Tamara Tessa Eleonora Hoekwater (born 1 May 1972 in Heerlen) is a Dutch singer who performs in Dutch and English. She studied at the Maastricht Academy of Music. From 1992 until 2002 she was the lead singer of pop band Volumia!

After Volumia! she sang at the big band Swing Design. Starting in 2002 she sang in The Jack Million Big-Band, doubling as its manager, performing several times in the United States.

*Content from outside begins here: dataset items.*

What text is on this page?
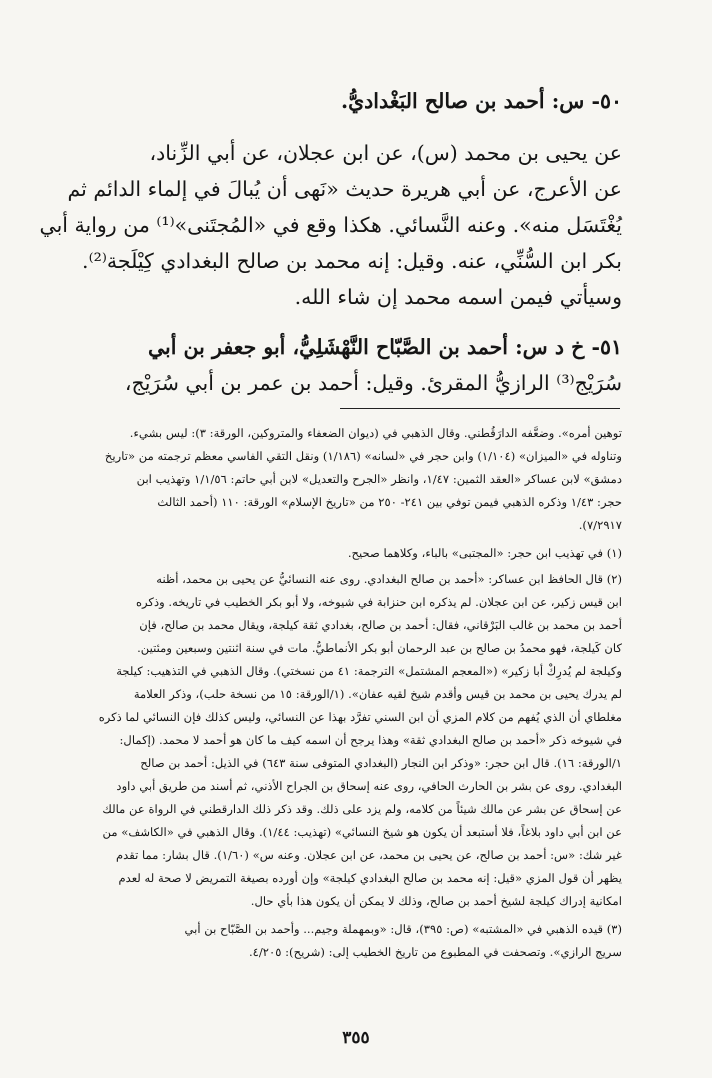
٥٠- س: أحمد بن صالح البَغْداديُّ.
عن يحيى بن محمد (س)، عن ابن عجلان، عن أبي الزِّناد،
عن الأعرج، عن أبي هريرة حديث «نَهى أن يُبالَ في إلماء الدائم ثم
يُغْتَسَل منه». وعنه النَّسائي. هكذا وقع في «المُجتَنى»⁽¹⁾ من رواية أبي
بكر ابن السُّنِّي، عنه. وقيل: إنه محمد بن صالح البغدادي كِيْلَجة⁽²⁾.
وسيأتي فيمن اسمه محمد إن شاء الله.
٥١- خ د س: أحمد بن الصَّبّاح النَّهْشَلِيُّ، أبو جعفر بن أبي
سُرَيْج⁽³⁾ الرازيُّ المقرئ. وقيل: أحمد بن عمر بن أبي سُرَيْج،
توهين أمره». وضعَّفه الدارَقُطني. وقال الذهبي في (ديوان الضعفاء والمتروكين، الورقة: ٣): ليس بشيء.
وتناوله في «الميزان» (١/١٠٤) وابن حجر في «لسانه» (١/١٨٦) ونقل التقي الفاسي معظم ترجمته من «تاريخ
دمشق» لابن عساكر «العقد الثمين: ١/٤٧، وانظر «الجرح والتعديل» لابن أبي حاتم: ١/١/٥٦ وتهذيب ابن
حجر: ١/٤٣ وذكره الذهبي فيمن توفي بين ٢٤١- ٢٥٠ من «تاريخ الإسلام» الورقة: ١١٠ (أحمد الثالث
٧/٢٩١٧).
(١) في تهذيب ابن حجر: «المجتبى» بالباء، وكلاهما صحيح.
(٢) قال الحافظ ابن عساكر: «أحمد بن صالح البغدادي. روى عنه النسائيُّ عن يحيى بن محمد، أظنه
ابن قيس زكير، عن ابن عجلان. لم يذكره ابن حنزابة في شيوخه، ولا أبو بكر الخطيب في تاريخه. وذكره
أحمد بن محمد بن غالب البَرْقاني، فقال: أحمد بن صالح، بغدادي ثقة كيلجة، ويقال محمد بن صالح، فإن
كان كَيلجة، فهو محمدُ بن صالح بن عبد الرحمان أبو بكر الأنماطيُّ. مات في سنة اثنتين وسبعين ومئتين.
وكيلجة لم يُدرِكْ أبا زكير» («المعجم المشتمل» الترجمة: ٤١ من نسختي). وقال الذهبي في التذهيب: كيلجة
لم يدرك يحيى بن محمد بن قيس وأقدم شيخ لقيه عفان». (١/الورقة: ١٥ من نسخة حلب)، وذكر العلامة
مغلطاي أن الذي يُفهم من كلام المزي أن ابن السني تفرَّد بهذا عن النسائي، وليس كذلك فإن النسائي لما ذكره
في شيوخه ذكر «أحمد بن صالح البغدادي ثقة» وهذا يرجح أن اسمه كيف ما كان هو أحمد لا محمد. (إكمال:
١/الورقة: ١٦). قال ابن حجر: «وذكر ابن النجار (البغدادي المتوفى سنة ٦٤٣) في الذيل: أحمد بن صالح
البغدادي. روى عن بشر بن الحارث الحافي، روى عنه إسحاق بن الجراح الأذني، ثم أسند من طريق أبي داود
عن إسحاق عن بشر عن مالك شيئاً من كلامه، ولم يزد على ذلك. وقد ذكر ذلك الدارقطني في الرواة عن مالك
عن ابن أبي داود بلاغاً، فلا أستبعد أن يكون هو شيخ النسائي» (تهذيب: ١/٤٤). وقال الذهبي في «الكاشف» من
غير شك: «س: أحمد بن صالح، عن يحيى بن محمد، عن ابن عجلان. وعنه س» (١/٦٠). قال بشار: مما تقدم
يظهر أن قول المزي «قيل: إنه محمد بن صالح البغدادي كيلجة» وإن أورده بصيغة التمريض لا صحة له لعدم
امكانية إدراك كيلجة لشيخ أحمد بن صالح، وذلك لا يمكن أن يكون هذا بأي حال.
(٣) قيده الذهبي في «المشتبه» (ص: ٣٩٥)، قال: «وبمهملة وجيم... وأحمد بن الصَّبّاح بن أبي
سريج الرازي». وتصحفت في المطبوع من تاريخ الخطيب إلى: (شريح): ٤/٢٠٥.
٣٥٥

On one of these tours, they participated in the Glenn Miller Festival in Clarinda, Iowa. In New York she played with Greg Walker (Santana). At the TV station L1 she presented several programs such as Valuation on Location and Tamara & Birgit.

Today she lives in Amsterdam with her husband Björn Stenvers where she works on her jazz career with Cees Hamelink and their Bourgondisch Combo with performances in the Netherlands and abroad. On 3 October 2014 they launched their CD I said yes and in 2019 Sharing Shearing, Professor & Friends in the Faculty Club of the University of Amsterdam (UvA). From 2015-2022 she performed regularly in Russia with the Maynugin Quartet.
From 2016 on she also has a tea- and coffee specialty shop next to the Rembrandt House Museum in Amsterdam.